The SNA will manage the day-to-day operations and Mid-Atlantic Newspaper Services Inc. (MANSI), a division of the Pennsylvania Newspaper Association, will serve as a backshop of sorts, handling the databases, billing, and ad verifications.

With the Newspaper Next report pushing collaboration and the Yahoo newspaper alliance at hand, members of SNA decided it was time to start fishing for national ad dollars. “It really got to the point where this was big enough and strong enough to put on our retreat agenda in January,” says Jack Robb, an SNA board member and VP of sales and marketing at CNHI. “Why not us? We have the size, we have the resources, we have the newspapers to put it together.”

Based on the activity of retailers like Home Depot, Kohl’s, and JC Penney using suburban and community newspapers, the SNA thinks that national advertisers will follow its lead. SNA is now fielding more calls from such advertisers as L’Oreal.
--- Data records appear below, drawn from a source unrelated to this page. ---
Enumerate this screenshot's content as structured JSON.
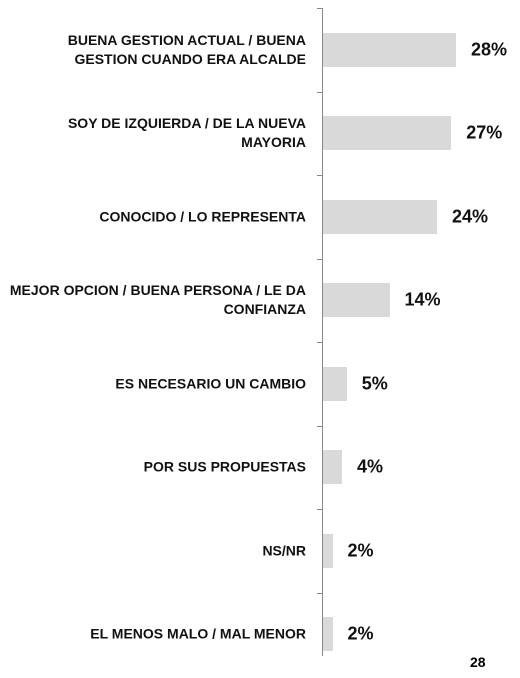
{
  "chart_data": {
    "type": "barh",
    "categories": [
      "BUENA GESTION ACTUAL / BUENA GESTION CUANDO ERA ALCALDE",
      "SOY DE IZQUIERDA / DE LA NUEVA MAYORIA",
      "CONOCIDO / LO REPRESENTA",
      "MEJOR OPCION / BUENA PERSONA / LE DA CONFIANZA",
      "ES NECESARIO UN CAMBIO",
      "POR SUS PROPUESTAS",
      "NS/NR",
      "EL MENOS MALO / MAL MENOR"
    ],
    "values": [
      28,
      27,
      24,
      14,
      5,
      4,
      2,
      2
    ],
    "value_labels": [
      "28%",
      "27%",
      "24%",
      "14%",
      "5%",
      "4%",
      "2%",
      "2%"
    ],
    "color": "#d9d9d9"
  },
  "page_number": "28"
}
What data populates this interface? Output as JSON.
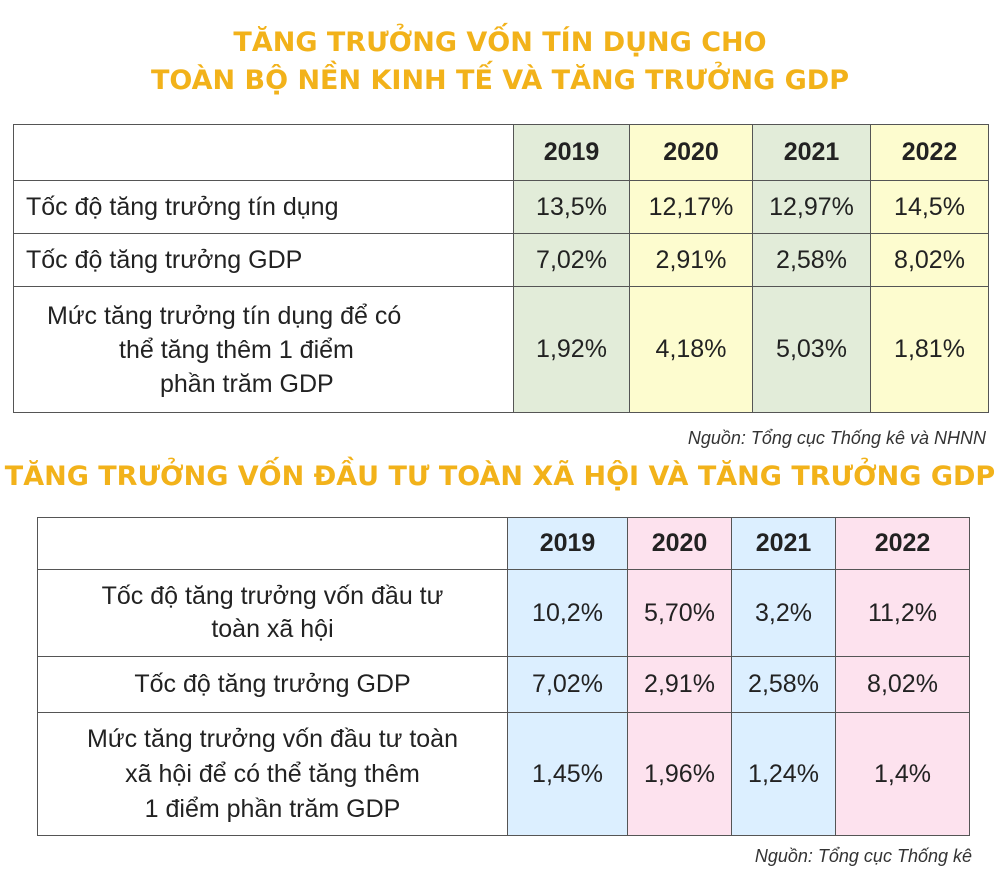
{
  "chart_data": [
    {
      "type": "table",
      "title_lines": [
        "TĂNG TRƯỞNG VỐN TÍN DỤNG CHO",
        "TOÀN BỘ NỀN KINH TẾ VÀ TĂNG TRƯỞNG GDP"
      ],
      "columns": [
        "2019",
        "2020",
        "2021",
        "2022"
      ],
      "column_colors": [
        "#e2ecd9",
        "#fdfccf",
        "#e2ecd9",
        "#fdfccf"
      ],
      "rows": [
        {
          "label_lines": [
            "Tốc độ tăng trưởng tín dụng"
          ],
          "values": [
            "13,5%",
            "12,17%",
            "12,97%",
            "14,5%"
          ]
        },
        {
          "label_lines": [
            "Tốc độ tăng trưởng GDP"
          ],
          "values": [
            "7,02%",
            "2,91%",
            "2,58%",
            "8,02%"
          ]
        },
        {
          "label_lines": [
            "Mức tăng trưởng tín dụng để có",
            "thể tăng thêm 1 điểm",
            "phần trăm GDP"
          ],
          "values": [
            "1,92%",
            "4,18%",
            "5,03%",
            "1,81%"
          ]
        }
      ],
      "source": "Nguồn: Tổng cục Thống kê và NHNN"
    },
    {
      "type": "table",
      "title_lines": [
        "TĂNG TRƯỞNG VỐN ĐẦU TƯ TOÀN XÃ HỘI VÀ TĂNG TRƯỞNG GDP"
      ],
      "columns": [
        "2019",
        "2020",
        "2021",
        "2022"
      ],
      "column_colors": [
        "#dcefff",
        "#fde2ee",
        "#dcefff",
        "#fde2ee"
      ],
      "rows": [
        {
          "label_lines": [
            "Tốc độ tăng trưởng vốn đầu tư",
            "toàn xã hội"
          ],
          "values": [
            "10,2%",
            "5,70%",
            "3,2%",
            "11,2%"
          ]
        },
        {
          "label_lines": [
            "Tốc độ tăng trưởng GDP"
          ],
          "values": [
            "7,02%",
            "2,91%",
            "2,58%",
            "8,02%"
          ]
        },
        {
          "label_lines": [
            "Mức tăng trưởng vốn đầu tư toàn",
            "xã hội để có thể tăng thêm",
            "1 điểm phần trăm GDP"
          ],
          "values": [
            "1,45%",
            "1,96%",
            "1,24%",
            "1,4%"
          ]
        }
      ],
      "source": "Nguồn: Tổng cục Thống kê"
    }
  ]
}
Says Lane, “We know the need exists.” The network will concentrate on travel and other traditional categories such as financial and political.

Newspaper Services of America CEO Bob Shamberg is intrigued by the prospect, though he says it probably won’t impact the NSA’s buying habits: “From our perspective, we tend to buy newspapers as they are distributed on a very local basis by ZIP code.” That said, Shamberg likes the reach of community papers. “We think suburban newspapers are valuable, and our sense is they have a better- looking future of retaining readers and purchasers than major metros,” he adds.

From an online perspective, Joanna O’Connell, a senior media planner with Avenue A/Razorfish, thinks the network has potential, especially since suburban newspaper sites are now “at very diverse stages” in terms of development and standardization. “Given that it is in the early stages, we would want to be thoughtful in our suggestions to clients,” O’Connell, whose agency represents clients including Apple, Chase, and Best Buy, tells E&P. “After taking an initial look at the network, it has the potential to reach audiences across various local markets.”